Economics is a tricky thing to write about when you’re not an economist. One either ends up pleading ignorance on one’s own part and deferring to economists, or else making far too many amateur mistakes in reasoning to be taken seriously.* This is why I don’t often talk about the economic factors or implications of my political philosophies, and in fact focus my political philosophy on less controversial topics, like social solidarity as an antidote to crime and racism, arguing against the rationality of retributive justice, and all the political implications of the ecophilosophy project. You know, the easy stuff.
* Earlier this year, I read these two pithy articles by journalist Matthew Yglesias at Slate that write about economic issues reasonably well.
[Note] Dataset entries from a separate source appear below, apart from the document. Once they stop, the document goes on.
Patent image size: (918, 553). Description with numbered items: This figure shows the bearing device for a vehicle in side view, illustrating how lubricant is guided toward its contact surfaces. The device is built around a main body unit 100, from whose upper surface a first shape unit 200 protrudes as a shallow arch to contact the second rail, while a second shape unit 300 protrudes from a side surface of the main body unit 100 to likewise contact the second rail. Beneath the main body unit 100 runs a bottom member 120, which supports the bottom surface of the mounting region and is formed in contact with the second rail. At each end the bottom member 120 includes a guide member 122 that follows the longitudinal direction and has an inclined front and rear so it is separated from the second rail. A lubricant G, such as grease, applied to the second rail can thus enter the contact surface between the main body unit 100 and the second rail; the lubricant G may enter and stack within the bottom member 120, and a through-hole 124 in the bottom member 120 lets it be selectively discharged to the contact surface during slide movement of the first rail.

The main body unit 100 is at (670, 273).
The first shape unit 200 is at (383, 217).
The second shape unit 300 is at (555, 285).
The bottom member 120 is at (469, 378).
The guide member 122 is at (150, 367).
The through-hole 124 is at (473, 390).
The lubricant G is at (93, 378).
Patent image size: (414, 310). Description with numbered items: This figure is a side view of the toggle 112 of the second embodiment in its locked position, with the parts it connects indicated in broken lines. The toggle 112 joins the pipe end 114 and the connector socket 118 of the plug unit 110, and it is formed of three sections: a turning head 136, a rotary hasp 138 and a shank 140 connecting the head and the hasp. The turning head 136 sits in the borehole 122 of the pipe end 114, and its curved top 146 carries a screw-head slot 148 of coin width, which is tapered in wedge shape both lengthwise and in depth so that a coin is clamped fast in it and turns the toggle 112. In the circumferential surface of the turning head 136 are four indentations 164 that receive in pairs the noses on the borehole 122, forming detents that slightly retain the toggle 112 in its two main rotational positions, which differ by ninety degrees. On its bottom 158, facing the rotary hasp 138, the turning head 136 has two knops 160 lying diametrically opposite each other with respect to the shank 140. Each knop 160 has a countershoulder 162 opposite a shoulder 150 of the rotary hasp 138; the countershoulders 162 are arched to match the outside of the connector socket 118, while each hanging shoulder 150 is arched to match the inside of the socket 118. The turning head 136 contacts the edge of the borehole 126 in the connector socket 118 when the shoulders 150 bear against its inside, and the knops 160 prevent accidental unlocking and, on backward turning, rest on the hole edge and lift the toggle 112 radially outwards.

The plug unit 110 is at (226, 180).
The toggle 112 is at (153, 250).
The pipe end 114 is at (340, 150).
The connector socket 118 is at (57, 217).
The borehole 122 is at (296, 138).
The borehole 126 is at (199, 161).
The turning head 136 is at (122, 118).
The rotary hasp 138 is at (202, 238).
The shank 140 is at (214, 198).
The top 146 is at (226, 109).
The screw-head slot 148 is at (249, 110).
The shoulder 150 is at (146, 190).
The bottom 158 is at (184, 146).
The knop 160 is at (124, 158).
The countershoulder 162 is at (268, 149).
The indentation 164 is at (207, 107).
Yet they do stay away from the details, and mostly focus on the daily problems of working people or the social and ideological disconnect between the super-elite of American society and everyone else who can’t afford multiple yachts.
So when Jean-Paul Sartre got into the tricky business of writing about economic ideas in the Critique of Dialectical Reason, I was a little worried he might go off the rails for a few chapters. While there isn’t a lot in these sections that has direct relevance to my ideas for the utopias project, there are a couple of interesting ideas.
One idea of his was to critique a notion that is, unfortunately, still prevalent in a lot of philosophical discussions and pretty big swaths of the general population: that the mathematical laws that scientific investigations discover about reality necessarily determine all action. Ian Hacking covered this territory about 40 years later in The Taming of Chance, showing how silly it is.
The traditional way of thinking about laws of nature goes like this. Scientists of various kinds work out mathematics that describe how the bodies central to their knowledge domains behave in various circumstances. We think of these mathematical systems as having always existed, and humans scientists discovered their existence. The laws existed separately from the bodies, the bodies and their movements being mere examples of the laws. Hacking showed that, at least in the case of statistical laws, this isn’t how the phenomena work. The laws are extrapolated from behaviour, and illustrate tendencies of motion for bodies of particular types. In other words, in the traditional deterministic picture, ontologically speaking, the laws come first and determine the behaviour. In the case of statistical laws, the behaviour comes first, and lets us extrapolate the laws.
Sartre is basically saying the same thing, except in the late 1950s instead of Hacking in the late 1990s, and it’s a passage in the middle of a 1400-page magnum opus. Except in Sartre’s case, he isn’t talking about statistical laws, but economics of supply and demand. The typical (or at least popular) way of thinking of this is that the law of supply/demand dynamics determines the development of prices on markets from the transcendent realm of mathematical law. But really, those dynamics are the effect of tendencies that occur when social bodies (humans, that is) buy and sell goods in an environment of resource scarcity.
There may be some inevitability that is very difficult to escape thanks to the nature of the bodies in question, but certainly no transcendent necessity.